ICU

856 108 35
                                    


Aurora menangis pilu dalam dekapan Chiquita. Sebuah perasaan khawatir yang mendominasi atas dasar keputusasaan, sebuah rasa takut, kosong, dan hampa menjadi satu. Setiap isakannya terasa berat, penuh dengan kesakitan dan ketidakberdayaan. Rasa sakit yang begitu mendalam yang tak bisa diungkapkan dengan kata-kata. Seakan dunia Aurora seketika runtuh, masa depannya terasa suram. Ia merasakan ketidakpastian yang menghantui, terjebak diantara harapan dan keputusasaan, Hatinya seolah terus bertanya-tanya, apakah ada kesempatan untuk melihat senyuman kekasihnya lagi, atau justru ia harus menghadapi kenyataan pahit akan kehilangan senyuman yang menjadi candu nya itu untuk selamanya.

Dokter Stella menghampiri tubuh lemah Aurora, mencoba membantu Aurora untuk kembali berdiri. Atau paling tidak Aurora mendudukkan dirinya di kursi besi panjang yang ada disana.

Aurora tidak berdaya, ia tidak mampu menopang beban tubuh nya sendiri, untuk berdiri atau hanya sekedar berfikir jernih barang sebentar saja. Ia benar-benar kehilangan seluruh tenaga serta akal sehatnya.

Beberapa saat, derap langkah sepatu terdengar tajam seperti dentingan waktu yang berpacu pada takdir. Suara sol yang beradu dengan lantai membentuk irama tergesa-gesa, setiap hentakan nya memecah keheningan yang menggema di lorong panjang rumah sakit.
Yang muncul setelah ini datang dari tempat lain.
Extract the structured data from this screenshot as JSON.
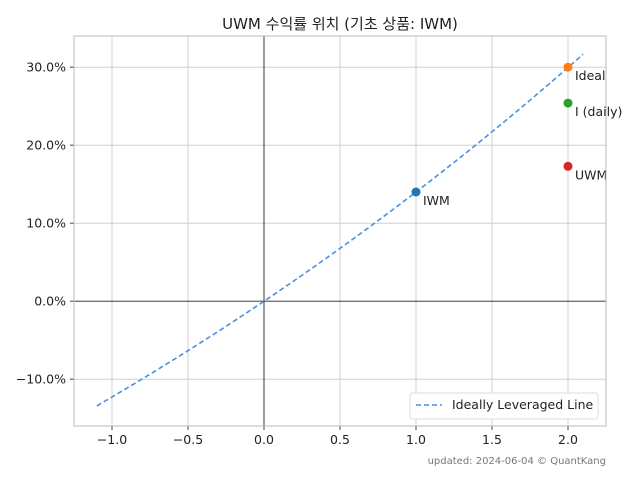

Nada-nada gesit itu melukiskan ketegangan, seolah-olah setiap langkah adalah sebuah balap yang melawan waktu, penuh urgensi dan kekhawatiran yang menggelayut di dalam dada.
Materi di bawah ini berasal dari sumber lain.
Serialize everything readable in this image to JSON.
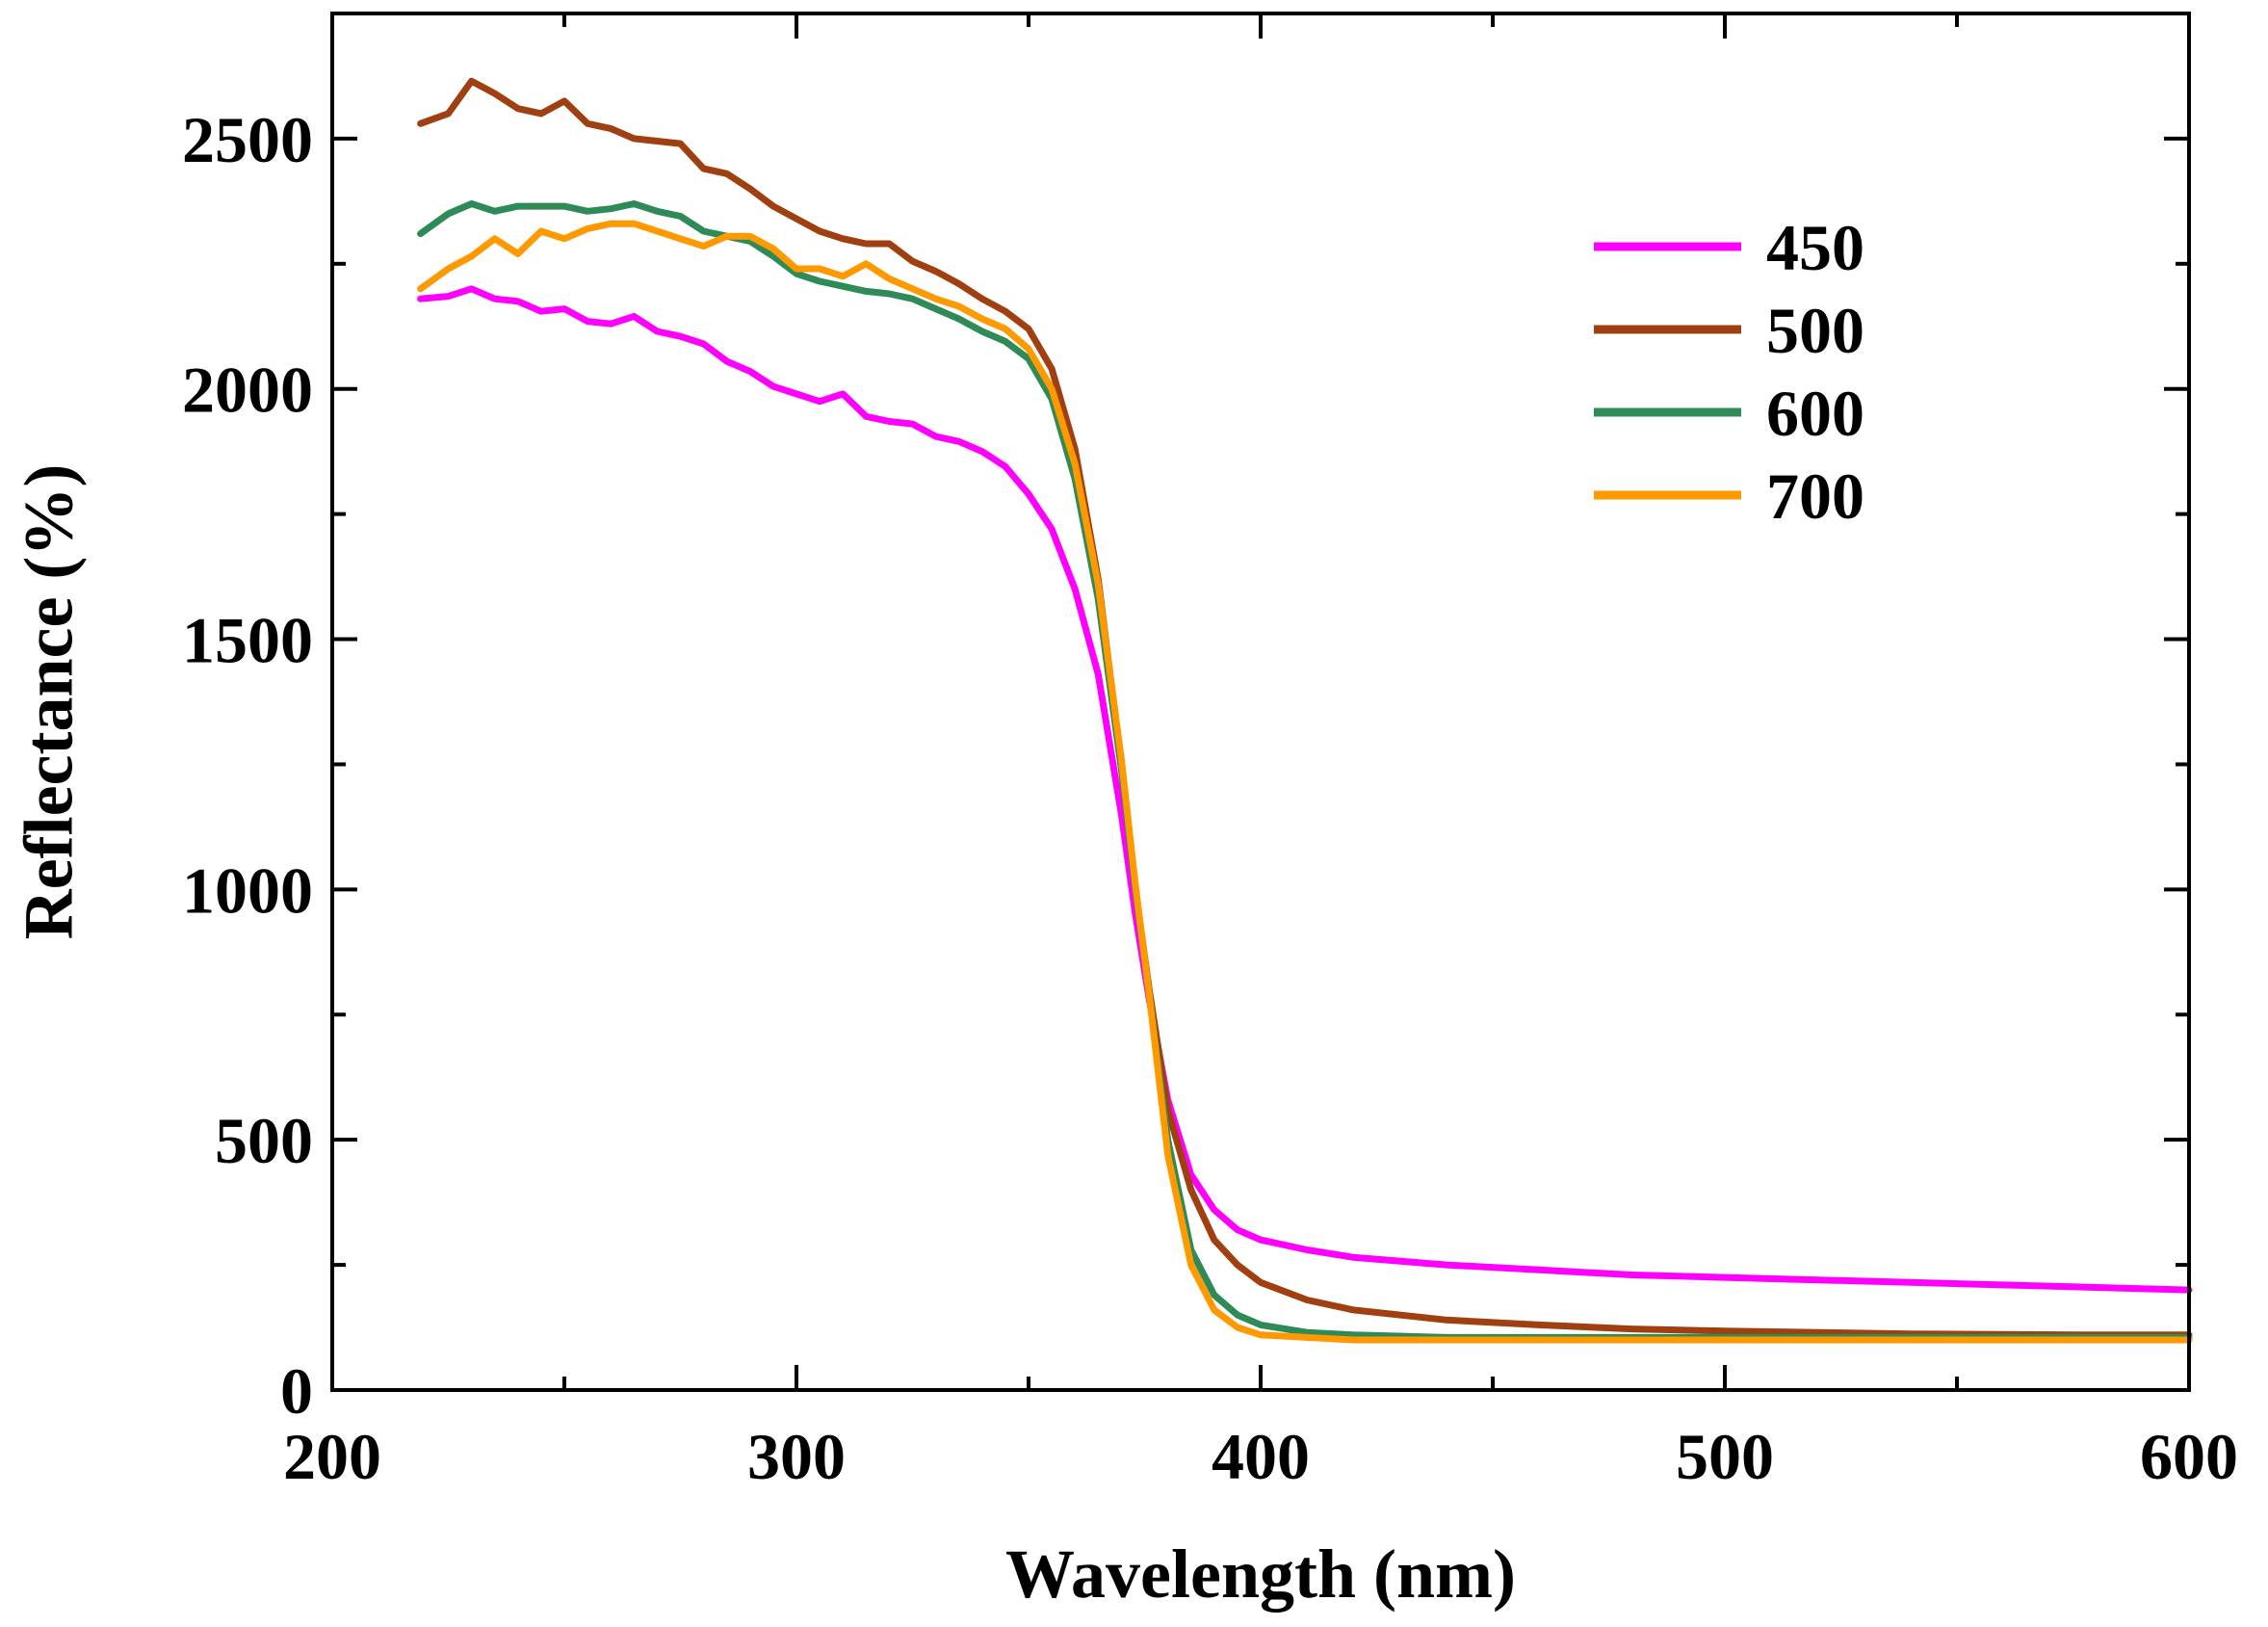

Irene yang sedang disibukkan dengan pembukaan cabang barunya di Busan, tanpa berfikir panjang wanita paruh baya itu segera meninggalkan pekerjaan nya saat mendengar kabar buruk dari supir pribadi nya tentang Ahyeon.

Suho dan Kai pun datang bersama Irene.

"Sayang.." Panggil Irene lemah kepada Aurora, matanya menatap nanar melihat kondisi Aurora yang terkulai lemah di atas lantai.

Wajah Putri semata wayangnya sudah sangat berantakan, keadaan Aurora benar-benar terlihat sangat memilukan hati Irene sebagai seorang Ibu.

Dokter Stella yang sedang fokus membantu Aurora agar gadis itu segera berdiri, mengangkat kepalanya saat mendengar suara Irene.

Ada perasaan sedikit lega saat Dokter Stella melihat kedatangan Irene, setidaknya saat ini ia bisa menyampaikan berita yang akan ia sampaikan kepada seseorang yang berhak mendengar kabar tersebut. Irene tersenyum lembut menatap lekat Dokter Stella, berusaha untuk tetap terlihat tegar. Wanita itu mengangguk kan kepalanya, Dokter Stella yang mengerti maksud Irene segera menepikan dirinya.

Aurora menatap kosong wajah Irene yang sedang menatap sedih dirinya.

"Eomma~" Aurora memanggil lirih Irene.

Irene menekuk lututnya, menyamakan posisi nya dengan posisi Aurora. "Eomma disini, Sayang.. Eomma, sudah ada disini.." Ucap Irene, Chiquita segera melepaskan pelukannya dengan Aurora.

Ia mengerti dengan situasi yang terjadi saat ini, Aurora membutuhkan pelukan hangat Irene.

Dalam keheningan itu.. Irene segera menarik Putri semata wayangnya kedalam dekapannya.

"Eomma, dadaku sesak sekali Eomma~" Aurora menepuk-nepuk lemah dadanya. "Eomma.. sakit sekali..."

Tangis Irene pecah, wanita paruh baya itu belum mengetahui bagaimana kondisi Ahyeon saat ini. Yang Irene tahu hanya.. Ahyeon yang terjatuh dari kamar mandi.

Selain Irene. Jennie pun sudah mendapat kabar tentang apa yang terjadi pada Ahyeon pagi tadi.

Jennie bahkan melakukan penerbangan darurat detik itu juga saat dirinya baru saja mendengar berita tentang Putri semata wayangnya, saat ini Jennie sudah dalam perjalanan pulang menuju ke Korea.